Des premières conclusions
En parcourant les résultats, de premières conclusions sautent aux yeux. Tout d’abord, les habitants des QPV situés dans de grandes agglomérations sont plus proches des emplois susceptibles de les intéresser. Ainsi, parmi les 78 QPV analysés, les 10 pour lesquels les distances domicile-emploi sont les plus courtes sont tous situés à Rennes, Nantes ou Angers (avec moins de 4km de distance à parcourir en moyenne).
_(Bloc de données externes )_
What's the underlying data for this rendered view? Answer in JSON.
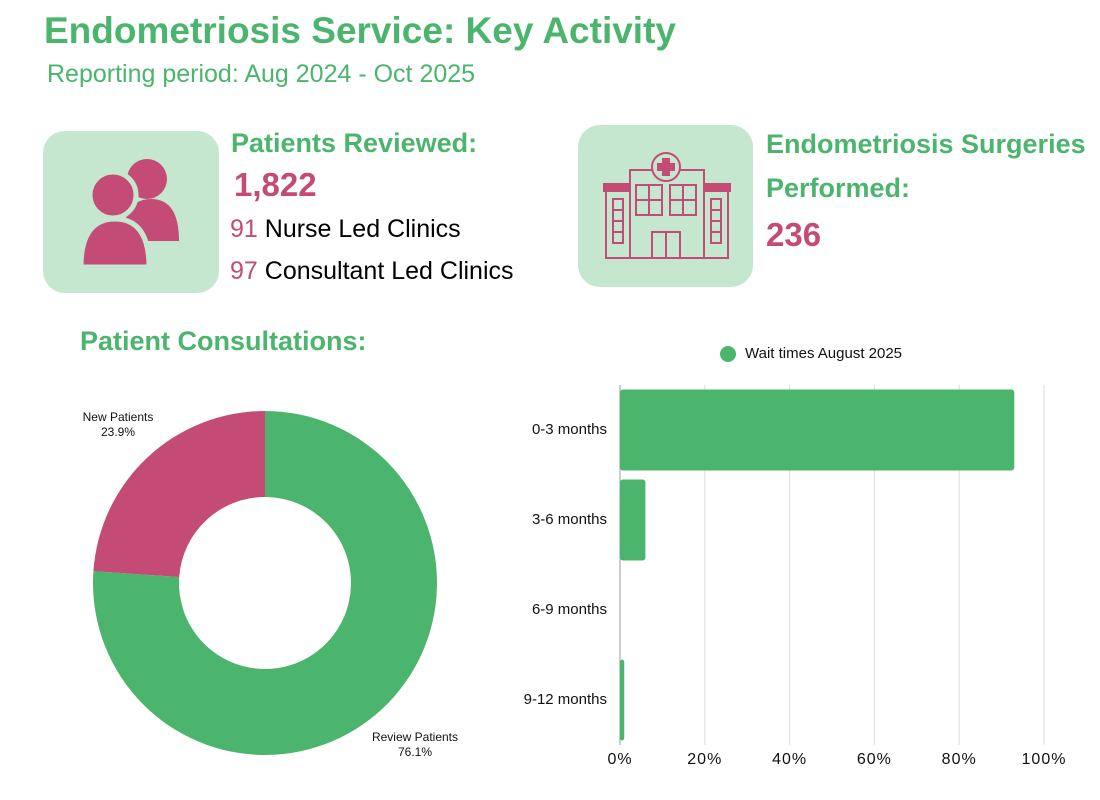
{
  "header": {
    "title": "Endometriosis Service: Key Activity",
    "subtitle": "Reporting period: Aug 2024 - Oct 2025"
  },
  "kpis": [
    {
      "title": "Patients Reviewed:",
      "value": "1,822",
      "lines": [
        {
          "count": 91,
          "label": "Nurse Led Clinics"
        },
        {
          "count": 97,
          "label": "Consultant Led Clinics"
        }
      ]
    },
    {
      "title": "Endometriosis Surgeries Performed:",
      "value": 236
    }
  ],
  "chart_data": [
    {
      "type": "donut",
      "title": "Patient Consultations:",
      "categories": [
        "New Patients",
        "Review Patients"
      ],
      "values": [
        23.9,
        76.1
      ],
      "value_labels": [
        "23.9%",
        "76.1%"
      ],
      "colors": [
        "#c44b76",
        "#4cb56d"
      ]
    },
    {
      "type": "hbar",
      "categories": [
        "0-3 months",
        "3-6 months",
        "6-9 months",
        "9-12 months"
      ],
      "series": [
        {
          "name": "Wait times August 2025",
          "color": "#4cb56d",
          "values": [
            93,
            6,
            0,
            1
          ]
        }
      ],
      "xlim": [
        0,
        100
      ],
      "xticks": [
        {
          "value": 0,
          "label": "0%"
        },
        {
          "value": 20,
          "label": "20%"
        },
        {
          "value": 40,
          "label": "40%"
        },
        {
          "value": 60,
          "label": "60%"
        },
        {
          "value": 80,
          "label": "80%"
        },
        {
          "value": 100,
          "label": "100%"
        }
      ],
      "grid": true,
      "legend": "top"
    }
  ]
}
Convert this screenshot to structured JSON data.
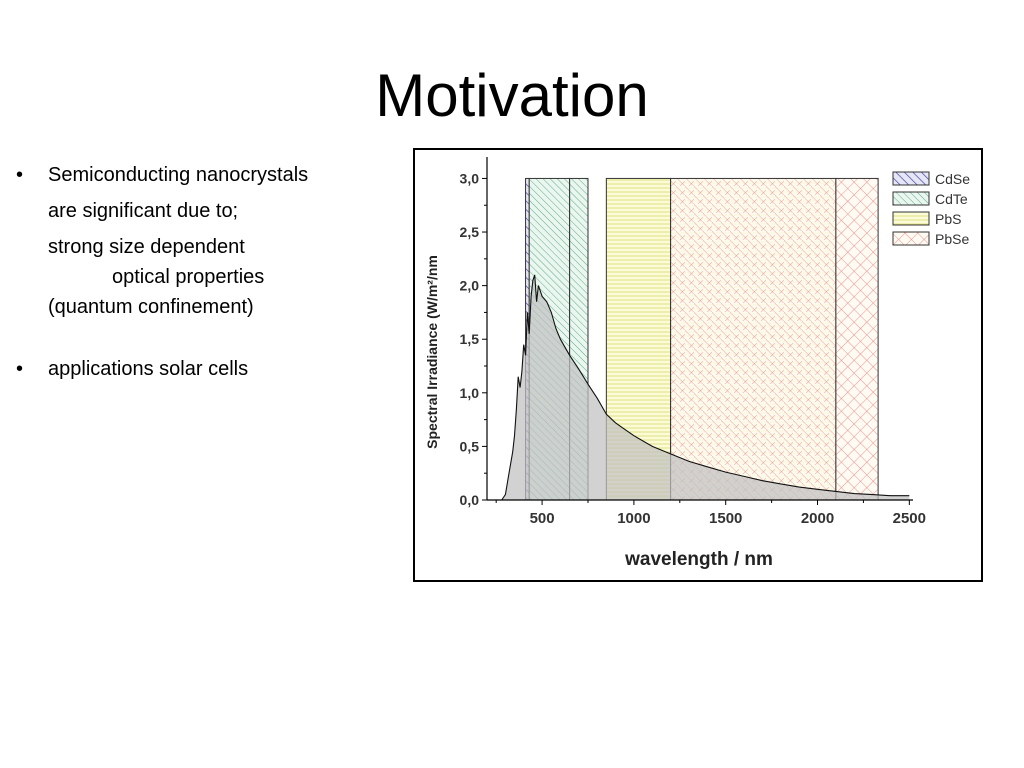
{
  "slide": {
    "title": "Motivation",
    "bullet_marker": "•",
    "bullets": [
      {
        "lines": [
          "Semiconducting nanocrystals",
          "are significant due to;",
          "strong size dependent",
          "optical properties",
          "(quantum  confinement)"
        ]
      },
      {
        "lines": [
          "applications  solar cells"
        ]
      }
    ]
  },
  "chart_data": {
    "type": "area",
    "xlabel": "wavelength / nm",
    "ylabel": "Spectral Irradiance (W/m²/nm",
    "xlim": [
      200,
      2520
    ],
    "ylim": [
      0,
      3.2
    ],
    "x_ticks": [
      500,
      1000,
      1500,
      2000,
      2500
    ],
    "x_tick_labels": [
      "500",
      "1000",
      "1500",
      "2000",
      "2500"
    ],
    "y_ticks": [
      0,
      0.5,
      1.0,
      1.5,
      2.0,
      2.5,
      3.0
    ],
    "y_tick_labels": [
      "0,0",
      "0,5",
      "1,0",
      "1,5",
      "2,0",
      "2,5",
      "3,0"
    ],
    "legend_position": "top-right",
    "legend": [
      {
        "name": "CdSe",
        "color": "#5b5bb5",
        "pattern": "diagonal-hatch"
      },
      {
        "name": "CdTe",
        "color": "#3a9a6a",
        "pattern": "diagonal-hatch-light"
      },
      {
        "name": "PbS",
        "color": "#d8d860",
        "pattern": "horizontal-lines"
      },
      {
        "name": "PbSe",
        "color": "#e05050",
        "pattern": "crosshatch"
      }
    ],
    "absorption_bands": [
      {
        "name": "CdSe",
        "x_range": [
          410,
          430
        ]
      },
      {
        "name": "CdTe",
        "x_range": [
          430,
          650
        ]
      },
      {
        "name": "CdTe",
        "x_range": [
          650,
          750
        ]
      },
      {
        "name": "PbS",
        "x_range": [
          850,
          1200
        ]
      },
      {
        "name": "PbS + PbSe",
        "x_range": [
          1200,
          2100
        ]
      },
      {
        "name": "PbSe",
        "x_range": [
          2100,
          2330
        ]
      }
    ],
    "band_top": 3.0,
    "series": [
      {
        "fill": "#c0c0c0",
        "x": [
          280,
          300,
          320,
          340,
          350,
          360,
          370,
          380,
          390,
          400,
          410,
          420,
          430,
          440,
          450,
          460,
          470,
          480,
          490,
          500,
          525,
          550,
          575,
          600,
          650,
          700,
          750,
          800,
          850,
          900,
          950,
          1000,
          1100,
          1200,
          1300,
          1400,
          1500,
          1600,
          1700,
          1800,
          1900,
          2000,
          2100,
          2200,
          2300,
          2400,
          2500
        ],
        "y": [
          0.0,
          0.05,
          0.25,
          0.45,
          0.6,
          0.85,
          1.15,
          1.05,
          1.2,
          1.45,
          1.35,
          1.75,
          1.55,
          1.9,
          2.05,
          2.1,
          1.85,
          2.0,
          1.95,
          1.9,
          1.85,
          1.75,
          1.6,
          1.5,
          1.35,
          1.22,
          1.08,
          0.95,
          0.8,
          0.72,
          0.66,
          0.6,
          0.5,
          0.43,
          0.36,
          0.31,
          0.26,
          0.22,
          0.18,
          0.15,
          0.12,
          0.1,
          0.08,
          0.06,
          0.05,
          0.04,
          0.04
        ]
      }
    ]
  }
}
A l’inverse, si l’on observe les QPV avec les distances les plus élevées, on retrouve des quartiers situés dans de plus petites villes comme Fontenay Le Comte (20km), Hennebont (15km), Saumur (14,5km), etc
En navigant la dataviz plus en détail, on remarque cependant d’autres différences notoires. Par exemple, parmi les 5 villes de plus de 100 000 habitants incluses dans l’analyse, Brest se démarque avec une distance moyenne domicile-emploi de 8,2km beaucoup plus élevée qu’à Angers (3,6km), Le Mans (3,7km), Rennes (3,8km) et Nantes (3,9km). Une différence qui s’explique peut-être en partie par sa localisation géographique en bord de mer.
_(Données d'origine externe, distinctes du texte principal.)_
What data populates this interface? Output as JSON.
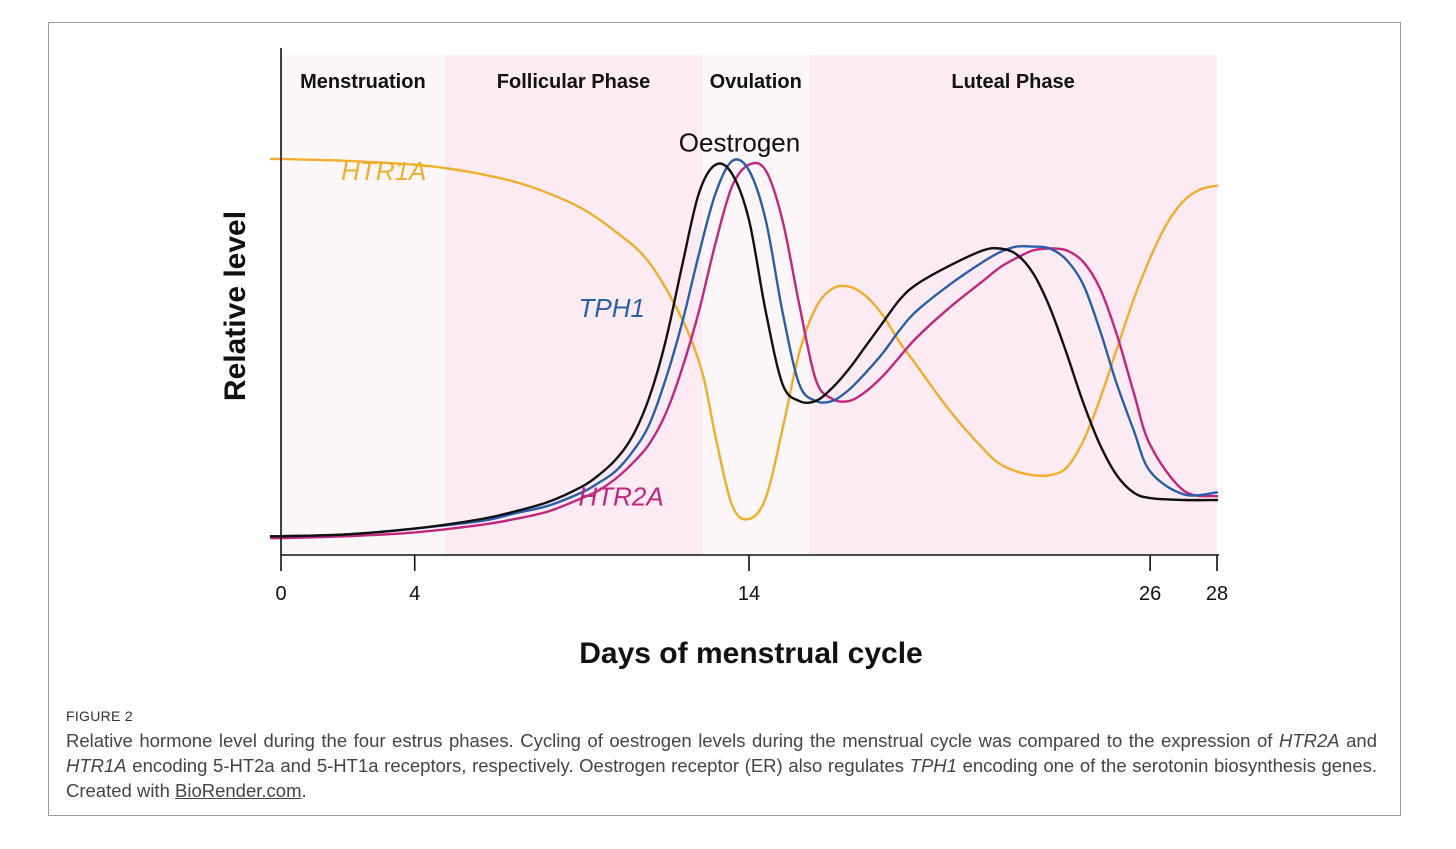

Une deuxième phase de travaux en cours de démarrage
L’analyse de la réalité de l’emploi pour les habitants des QPV va désormais se poursuivre sous le prisme des Mobilités. Un autre groupe de travail constitué dans le cadre du programme Data et Quartiers va en effet se saisir des conclusions présentées ici, et se pencher non plus sur la question de l’espace, mais de celle du temps. Quelles sont les solutions de mobilités existantes ? Combien de temps les habitants des différents QPV doivent-ils consacrer à leurs déplacements pour se rendre sur leur lieu de travail ? Les travaux en cours de cadrage devraient s’étaler jusqu’à la fin du premier trimestre 2022.
Le programme « Data et quartiers »
Depuis 2019, RésO Villes pilote un programme inédit en France visant à expérimenter des outils de datascience pour améliorer l’observation et la connaissance des quartiers. Ce programme est soutenu par l’Agence nationale de la Cohésion des territoires, des collectivités bretonnes et ligériennes, des organisations publiques et des entreprises. Plusieurs travaux sont menés sur les questions d’emploi, de mobilité ou encore de santé dans les quartiers.
Pour Jacques Priol, président et fondateur de CIVITEO, qui accompagne RésO Villes dans la mise en œuvre de ce programme : «le programme Data et quartiers a pour objectif de participer à la sensibilisation des experts de la politique de la ville et des décideurs publics aux nouveaux outils d’aide à la décision, qui trop souvent sont réservés aux quartiers de centre-ville au nom des politiques de «ville intelligente». L’utilisation des données est un sujet sensible, a fortiori quand on utilise des données sociales». Il complète : «Ce programme est aussi l’occasion de réfléchir à une éthique de la gestion des données avec les acteurs des quartiers. Pour la présente étude aucune donnée personnelle des habitants n’a par exemple été utilisée».
Les partenaires du programme Data et Quartiers :
- Agence Nationale de la Cohésion des Territoires
- ARS Pays de la Loire
- Caisse Nationale d’Assurance Maladie
- La CARENE (Communauté d’Agglomération de Saint-Nazaire)
- Brest Métropole
- Harmonie mutuelle
- KPMG
- Le Mans Métropole
- Nantes Métropole
- Pôle emploi
- Poligma
- Randstad
- Université de Rennes 2
- Valoway
A propos de RésO Villes
Le centre de ressources en politique de la ville RésO Villes est une association loi 1901 qui rassemble 32 communes des régions Bretagne et Pays de la Loire, représentant 78 quartiers prioritaires. Elle accompagne les expertises locales en matière de politique de la ville et contribue au débat public à travers une réflexion politique, économique et sociale sur l’avenir des quartiers. Son Conseil d’administration est constitué d’élus des collectivités adhérentes.
RésO Villes pilote par ailleurs un programme « Data et quartiers » qui vise à outiller les acteurs de la politique de la ville d’outils de compréhension et de mesure innovants inspirés de démarches nouvelles que l’on retrouve le plus souvent concentrées dans les quartiers centraux au titre de programme dits de « ville intelligente ».